Besides enhancing renal monocyte recruitment, diabetes also affects the phenotype of macrophages. Infiltrating macrophages can polarize towards either pro-inflammatory M1 macrophages that play a key role in tissue injury or anti-inflammatory M2 macrophages that are important in tissue repair. In experimental diabetes both subsets of macrophages are increased in the diabetic kidney, though M1 macrophages appear predominant [19, 23, 24]. In addition, a recent in vitro study has demonstrated that M1, but not M2, macrophages impair integrity of podocyte exposed to high glucose, leading to enhanced permeability to albumin [19]. Strategies that increase M2 macrophages relative to M1 at sites of kidney injury have been proposed for renal protection [25]. Notably adoptive transfer of M2 macrophages to mice with streptozotocin (STZ)-induced diabetes has been shown to decrease both renal macrophage accumulation and kidney damage [26].

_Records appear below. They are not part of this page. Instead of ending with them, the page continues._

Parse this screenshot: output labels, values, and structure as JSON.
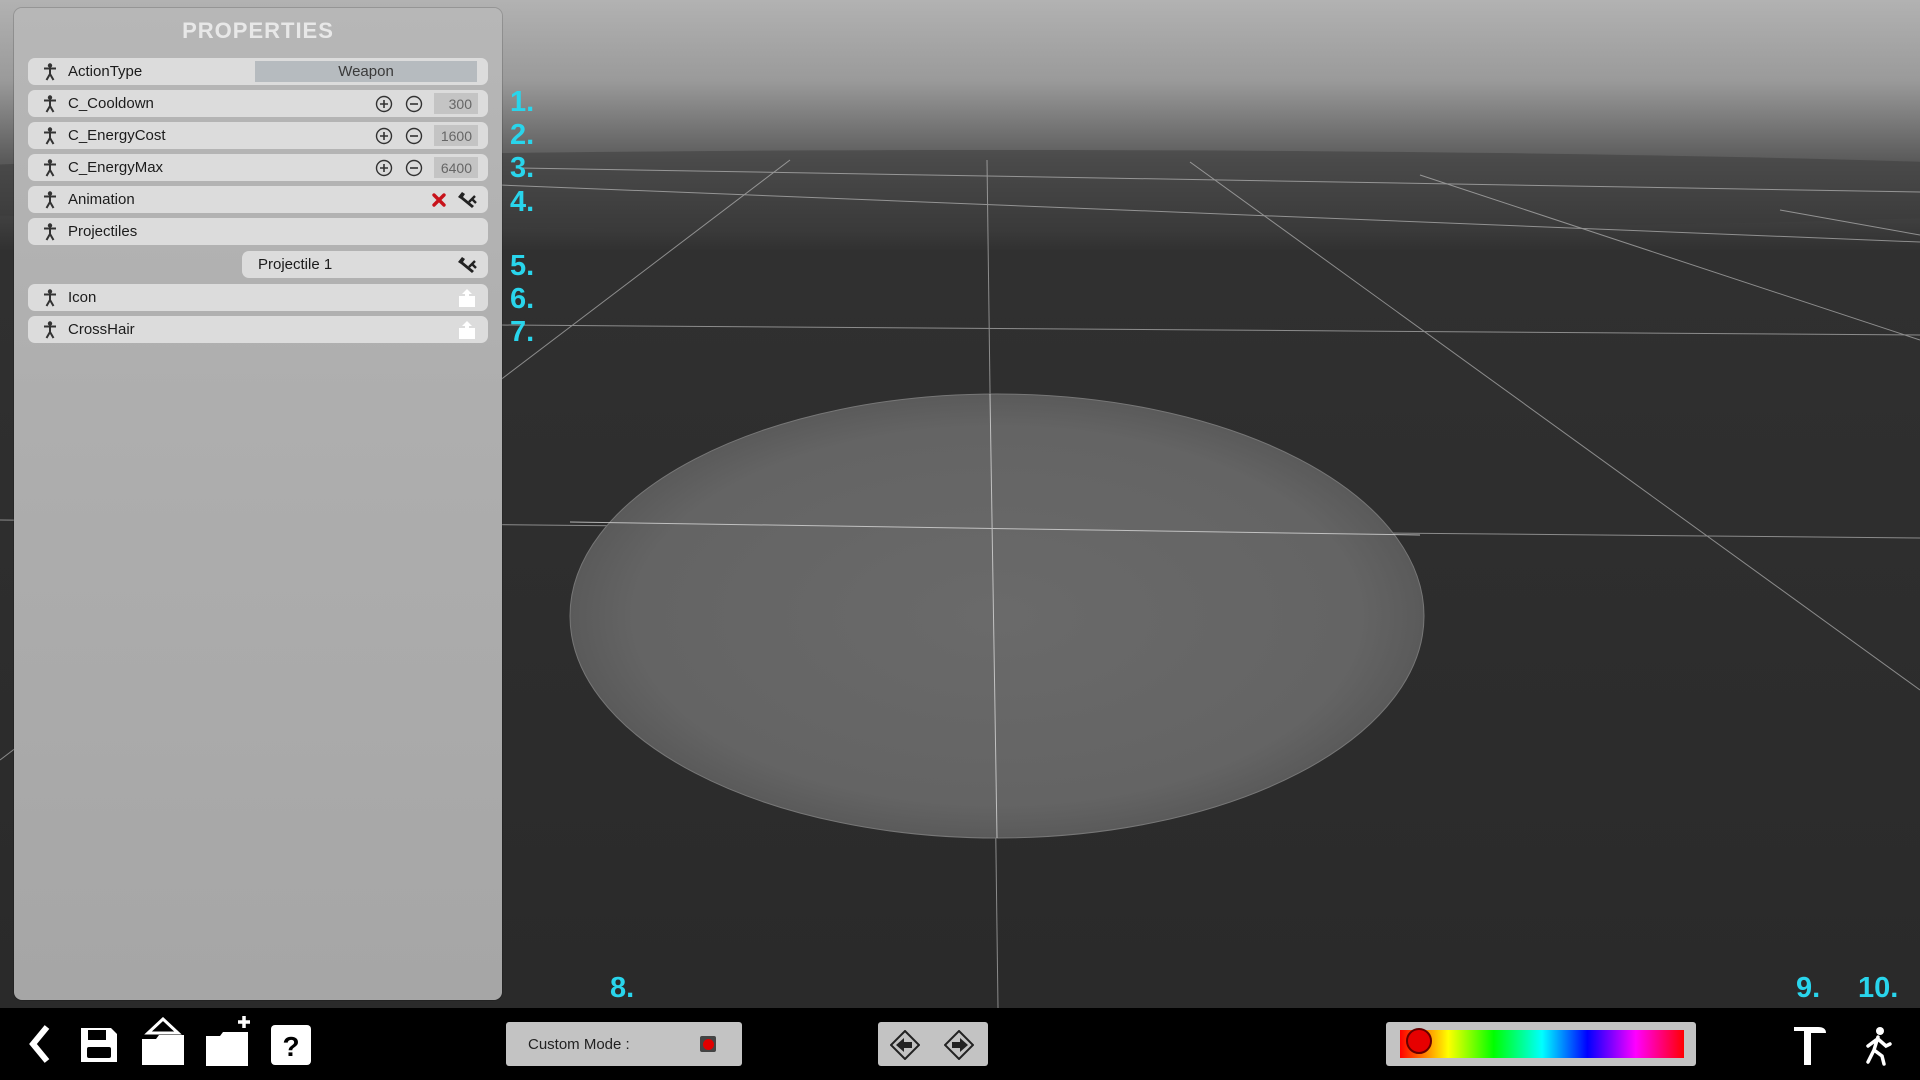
{
  "panel": {
    "title": "PROPERTIES",
    "rows": [
      {
        "label": "ActionType",
        "value": "Weapon"
      },
      {
        "label": "C_Cooldown",
        "value": "300"
      },
      {
        "label": "C_EnergyCost",
        "value": "1600"
      },
      {
        "label": "C_EnergyMax",
        "value": "6400"
      },
      {
        "label": "Animation"
      },
      {
        "label": "Projectiles"
      },
      {
        "label": "Icon"
      },
      {
        "label": "CrossHair"
      }
    ],
    "sub_rows": [
      {
        "label": "Projectile 1"
      }
    ]
  },
  "annotations": [
    "1.",
    "2.",
    "3.",
    "4.",
    "5.",
    "6.",
    "7.",
    "8.",
    "9.",
    "10."
  ],
  "bottom_bar": {
    "custom_mode_label": "Custom Mode :",
    "record_color": "#e00000",
    "accent_color": "#29d5ec",
    "icons": [
      "back-icon",
      "save-icon",
      "export-icon",
      "new-folder-icon",
      "help-icon",
      "left-arrow-icon",
      "right-arrow-icon",
      "hammer-icon",
      "walk-icon"
    ]
  }
}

Given the important role of micro-inflammation in the pathogenesis of DN, a large number of inflammatory mediators have been investigated to assess their potential relevance as clinical biomarkers and/or molecular targets in DN. These studies have clarified that some proinflammatory systems not only control infiltration and activation of inflammatory cells and thus indirectly contribute to the kidney damage, but they also have direct deleterious effects on resident kidney cells that occur independently of local monocyte accrual, opening an entirely new scenario in our understanding of the role of inflammatory processes in DN and in our possibility to exploit it for clinical purposes (Figure 1). In this review, we will specifically focus on three of these pro-inflammatory systems: the Tumor Necrosis Factor(TNF)-a/TNF-a receptor system, the Monocyte Chemoattractant Protein-1/CC-chemokine receptor-2 system, and the Endocannabinoid system (ECS) as recent studies have highlighted their potential clinical relevance in DN. TNF-a has long been implicated in the pathogenesis of DN, but recent epidemiological studies suggest that TNF-a receptors may also serve as novel biomarkers of renal function decline. Convincing preclinical data have demonstrated that blockade of the MCP-1/CCR2 system is beneficial in experimental diabetes, but phase I and II trials have only recently provided preliminary evidence of effectiveness and safety in humans. The ECS has been extensively studied in both obese and type 2 diabetic patients because of its important metabolic effects, but a previously unsuspected role of the ECS in DN has been only recently elucidated.